I headed into the sunlight. It sure was quiet. The ruins of the saloons stretched along the alley, visited by reform. And now the reformers were striking again. And the funny thing was, Doubtful seemed to be croaking along with the reforms.
Next door was Mrs. Goodrich's Gates of Heaven. And even though she'd been at the supervisors' meeting, I had to give her official notice anyway. So I drifted that way, enjoying the pale sunlight. It sure seemed eerie, this part of Doubtful without a horse tied to a hitch rail, and without a sound issuing from the saloons.
Mrs. Goodrich, perpetually in black, greeted me coolly.
“You've come to serve notice,” she said. I handed one of the sheets to her. “You want to read this to me, or should I read it to you?”
“I guess you can figure it out,” I said. “I got to fifth grade and know a few words beyond, but not many.”
“I've debated it for three days, and am not sure what to do. This building, it's worth four thousand and a half. Or was. It's worth about ten cents now. One of your town fathers will end up with it. Maybe Mr. Twining, since he stopped here all the time to untwine himself.” She smiled. “That's how it is in my profession. Make a friend and he has you for dessert.”
“It's not any law I want on the books, ma'am. I'd just as soon let you all bang away, night and day.”
She brightened briefly. “But you have to enforce the laws, and you're not going to play favorites, and you're going to do your best, and you'll be fair and square. That's what I like about you, Sheriff. Well, I tell you what. Come March one, this place will be inhabited by rats and garter snakes. I'll take my girls with me, every one.
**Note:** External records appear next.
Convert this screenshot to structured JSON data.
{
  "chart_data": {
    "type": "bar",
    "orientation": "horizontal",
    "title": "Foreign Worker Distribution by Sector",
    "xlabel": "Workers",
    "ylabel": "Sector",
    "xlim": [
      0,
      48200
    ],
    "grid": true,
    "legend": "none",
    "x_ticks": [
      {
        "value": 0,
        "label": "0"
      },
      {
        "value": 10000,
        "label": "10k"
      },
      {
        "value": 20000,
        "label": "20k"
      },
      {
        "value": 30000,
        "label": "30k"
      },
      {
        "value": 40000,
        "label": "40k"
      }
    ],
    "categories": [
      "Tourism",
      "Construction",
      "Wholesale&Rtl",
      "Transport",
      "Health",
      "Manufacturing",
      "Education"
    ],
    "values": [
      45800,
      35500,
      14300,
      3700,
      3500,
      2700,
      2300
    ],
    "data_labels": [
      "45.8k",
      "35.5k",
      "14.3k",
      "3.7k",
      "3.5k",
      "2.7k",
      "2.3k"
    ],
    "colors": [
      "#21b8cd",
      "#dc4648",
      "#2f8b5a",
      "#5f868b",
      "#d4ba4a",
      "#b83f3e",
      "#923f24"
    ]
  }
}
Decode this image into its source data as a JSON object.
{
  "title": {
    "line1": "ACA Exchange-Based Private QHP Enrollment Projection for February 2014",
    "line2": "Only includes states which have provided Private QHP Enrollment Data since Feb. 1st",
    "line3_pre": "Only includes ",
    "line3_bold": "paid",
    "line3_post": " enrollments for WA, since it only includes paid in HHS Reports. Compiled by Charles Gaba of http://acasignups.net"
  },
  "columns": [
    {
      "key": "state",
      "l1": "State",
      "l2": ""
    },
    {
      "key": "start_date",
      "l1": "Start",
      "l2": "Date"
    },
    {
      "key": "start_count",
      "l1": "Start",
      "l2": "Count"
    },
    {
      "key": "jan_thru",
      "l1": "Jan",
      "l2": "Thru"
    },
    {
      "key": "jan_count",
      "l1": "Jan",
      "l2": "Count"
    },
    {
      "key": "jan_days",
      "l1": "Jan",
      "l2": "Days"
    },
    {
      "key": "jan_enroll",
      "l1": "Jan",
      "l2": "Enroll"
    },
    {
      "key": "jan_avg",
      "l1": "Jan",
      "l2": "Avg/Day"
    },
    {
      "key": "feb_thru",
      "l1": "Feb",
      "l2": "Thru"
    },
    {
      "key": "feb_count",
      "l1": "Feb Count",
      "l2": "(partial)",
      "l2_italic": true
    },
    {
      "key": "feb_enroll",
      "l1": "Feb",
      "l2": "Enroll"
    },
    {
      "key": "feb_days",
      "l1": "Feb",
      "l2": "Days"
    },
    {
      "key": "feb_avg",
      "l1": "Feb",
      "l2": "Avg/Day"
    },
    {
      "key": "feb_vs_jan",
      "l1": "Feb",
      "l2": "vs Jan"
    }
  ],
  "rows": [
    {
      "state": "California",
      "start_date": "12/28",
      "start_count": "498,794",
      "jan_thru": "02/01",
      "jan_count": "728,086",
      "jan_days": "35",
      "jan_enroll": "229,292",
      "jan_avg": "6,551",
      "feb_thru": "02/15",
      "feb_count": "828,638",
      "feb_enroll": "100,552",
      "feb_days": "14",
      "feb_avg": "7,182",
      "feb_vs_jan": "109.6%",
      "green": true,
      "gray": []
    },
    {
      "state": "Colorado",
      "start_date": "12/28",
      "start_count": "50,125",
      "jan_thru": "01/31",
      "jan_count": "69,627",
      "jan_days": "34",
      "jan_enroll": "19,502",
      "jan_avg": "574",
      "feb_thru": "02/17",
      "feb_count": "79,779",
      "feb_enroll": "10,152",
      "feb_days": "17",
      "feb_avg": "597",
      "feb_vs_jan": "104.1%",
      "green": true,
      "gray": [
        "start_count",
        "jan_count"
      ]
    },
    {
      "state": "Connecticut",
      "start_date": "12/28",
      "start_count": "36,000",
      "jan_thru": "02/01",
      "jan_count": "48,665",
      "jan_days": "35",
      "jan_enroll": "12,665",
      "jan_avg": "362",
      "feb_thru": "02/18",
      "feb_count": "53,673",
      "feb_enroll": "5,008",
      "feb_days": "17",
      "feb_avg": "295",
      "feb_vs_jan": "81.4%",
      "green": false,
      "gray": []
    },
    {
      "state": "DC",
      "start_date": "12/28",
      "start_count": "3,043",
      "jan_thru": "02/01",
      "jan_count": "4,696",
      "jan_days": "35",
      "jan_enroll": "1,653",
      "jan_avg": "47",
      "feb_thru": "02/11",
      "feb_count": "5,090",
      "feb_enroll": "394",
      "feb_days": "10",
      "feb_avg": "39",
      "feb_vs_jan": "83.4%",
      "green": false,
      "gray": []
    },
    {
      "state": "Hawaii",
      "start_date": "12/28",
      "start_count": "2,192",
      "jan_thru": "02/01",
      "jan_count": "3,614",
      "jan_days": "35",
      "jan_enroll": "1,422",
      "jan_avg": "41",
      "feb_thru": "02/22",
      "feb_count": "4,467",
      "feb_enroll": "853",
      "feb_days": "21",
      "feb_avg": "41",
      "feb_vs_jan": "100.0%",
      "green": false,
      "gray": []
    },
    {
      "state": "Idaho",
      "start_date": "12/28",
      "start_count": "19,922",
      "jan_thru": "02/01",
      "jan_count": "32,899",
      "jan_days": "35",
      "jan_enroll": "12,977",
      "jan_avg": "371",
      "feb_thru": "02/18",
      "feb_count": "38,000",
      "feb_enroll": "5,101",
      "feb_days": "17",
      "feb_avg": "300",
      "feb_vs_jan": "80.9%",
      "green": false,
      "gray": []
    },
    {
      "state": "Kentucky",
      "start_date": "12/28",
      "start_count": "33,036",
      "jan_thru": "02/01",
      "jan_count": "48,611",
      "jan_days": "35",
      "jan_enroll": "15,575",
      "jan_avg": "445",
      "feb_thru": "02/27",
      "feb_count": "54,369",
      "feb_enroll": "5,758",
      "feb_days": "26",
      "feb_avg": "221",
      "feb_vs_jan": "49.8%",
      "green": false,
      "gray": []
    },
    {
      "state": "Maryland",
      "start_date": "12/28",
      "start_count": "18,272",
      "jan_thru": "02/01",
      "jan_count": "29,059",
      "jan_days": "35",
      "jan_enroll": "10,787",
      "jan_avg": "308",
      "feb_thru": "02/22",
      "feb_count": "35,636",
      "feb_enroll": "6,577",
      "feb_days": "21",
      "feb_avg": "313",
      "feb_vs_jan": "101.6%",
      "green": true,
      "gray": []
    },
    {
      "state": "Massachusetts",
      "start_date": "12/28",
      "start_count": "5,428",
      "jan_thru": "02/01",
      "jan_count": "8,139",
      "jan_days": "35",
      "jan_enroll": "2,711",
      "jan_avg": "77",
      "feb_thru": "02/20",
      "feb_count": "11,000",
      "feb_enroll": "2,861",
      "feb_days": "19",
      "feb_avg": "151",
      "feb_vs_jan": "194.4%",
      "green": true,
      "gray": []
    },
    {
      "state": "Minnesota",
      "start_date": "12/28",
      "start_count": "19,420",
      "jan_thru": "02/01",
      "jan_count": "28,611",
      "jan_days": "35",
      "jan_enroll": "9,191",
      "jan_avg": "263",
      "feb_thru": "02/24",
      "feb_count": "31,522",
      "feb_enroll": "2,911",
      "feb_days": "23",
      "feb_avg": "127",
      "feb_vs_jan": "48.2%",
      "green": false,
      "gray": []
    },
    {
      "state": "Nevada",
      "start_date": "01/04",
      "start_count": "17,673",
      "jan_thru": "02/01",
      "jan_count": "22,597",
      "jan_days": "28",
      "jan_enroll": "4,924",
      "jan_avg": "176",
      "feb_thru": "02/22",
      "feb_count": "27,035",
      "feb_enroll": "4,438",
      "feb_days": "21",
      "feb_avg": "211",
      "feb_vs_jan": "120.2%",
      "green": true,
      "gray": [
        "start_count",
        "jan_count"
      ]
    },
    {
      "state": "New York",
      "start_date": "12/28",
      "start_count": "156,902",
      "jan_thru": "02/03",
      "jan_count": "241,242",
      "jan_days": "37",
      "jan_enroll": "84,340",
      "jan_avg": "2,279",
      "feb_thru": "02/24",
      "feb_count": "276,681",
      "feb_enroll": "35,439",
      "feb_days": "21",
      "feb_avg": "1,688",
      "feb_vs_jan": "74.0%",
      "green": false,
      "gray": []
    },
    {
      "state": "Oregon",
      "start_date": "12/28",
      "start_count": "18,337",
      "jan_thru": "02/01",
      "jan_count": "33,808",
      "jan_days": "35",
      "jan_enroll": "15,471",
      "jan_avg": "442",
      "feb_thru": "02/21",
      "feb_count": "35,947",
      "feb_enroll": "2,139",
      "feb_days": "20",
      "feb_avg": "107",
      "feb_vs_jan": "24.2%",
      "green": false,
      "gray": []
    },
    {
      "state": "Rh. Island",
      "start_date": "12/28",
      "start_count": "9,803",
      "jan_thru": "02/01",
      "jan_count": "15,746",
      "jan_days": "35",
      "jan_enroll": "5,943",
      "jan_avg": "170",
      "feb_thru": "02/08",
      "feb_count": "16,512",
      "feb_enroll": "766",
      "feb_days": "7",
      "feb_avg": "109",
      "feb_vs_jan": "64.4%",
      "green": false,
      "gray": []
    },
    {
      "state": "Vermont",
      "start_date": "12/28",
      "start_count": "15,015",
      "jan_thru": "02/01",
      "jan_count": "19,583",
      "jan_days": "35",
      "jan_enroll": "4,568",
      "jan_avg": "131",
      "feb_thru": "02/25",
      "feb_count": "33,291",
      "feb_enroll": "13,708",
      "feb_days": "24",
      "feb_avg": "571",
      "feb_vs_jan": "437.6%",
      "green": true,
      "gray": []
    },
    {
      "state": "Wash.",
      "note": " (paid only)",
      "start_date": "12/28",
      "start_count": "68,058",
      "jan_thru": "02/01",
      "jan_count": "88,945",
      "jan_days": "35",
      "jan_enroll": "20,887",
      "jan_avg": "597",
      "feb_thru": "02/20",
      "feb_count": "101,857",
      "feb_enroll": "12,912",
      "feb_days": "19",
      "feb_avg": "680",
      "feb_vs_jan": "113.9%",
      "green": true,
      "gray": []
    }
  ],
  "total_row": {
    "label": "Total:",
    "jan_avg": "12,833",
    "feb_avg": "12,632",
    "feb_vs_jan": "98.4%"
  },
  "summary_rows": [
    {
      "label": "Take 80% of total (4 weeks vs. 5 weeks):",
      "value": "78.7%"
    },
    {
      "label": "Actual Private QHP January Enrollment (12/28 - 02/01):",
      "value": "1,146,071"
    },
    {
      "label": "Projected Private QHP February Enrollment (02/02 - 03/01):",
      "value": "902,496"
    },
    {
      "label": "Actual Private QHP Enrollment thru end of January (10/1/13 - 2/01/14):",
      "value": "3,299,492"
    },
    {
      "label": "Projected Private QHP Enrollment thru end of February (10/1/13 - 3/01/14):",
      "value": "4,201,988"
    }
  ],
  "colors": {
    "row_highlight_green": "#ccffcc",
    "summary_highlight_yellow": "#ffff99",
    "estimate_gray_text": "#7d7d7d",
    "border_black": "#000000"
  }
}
I won't abandon them. They're some of the best girls I've ever had, and they've been good to me. We're going to get a couple of freight wagons and take our beds and bedding with us, and we'll set up shop somewhere . . .” Her voice trailed away.
“Where's somewhere, Mrs. Goodrich?”
“I wish I knew,” she said. “Somewhere. Maybe a mining town.”
I felt sorry for her. She hadn't asked for this turn of fate, and now she was being hounded out of Doubtful by some triumphant reformers who never paused to wonder how many people they were ruining along the way to their paradise on earth.
“Don't worry about us,” she said. “But maybe blow the girls a kiss when we leave. There are a lot of cowboys who are sweet on some of my gals, and some of my gals are sweet on them. There'll be a few tears, Sheriff.”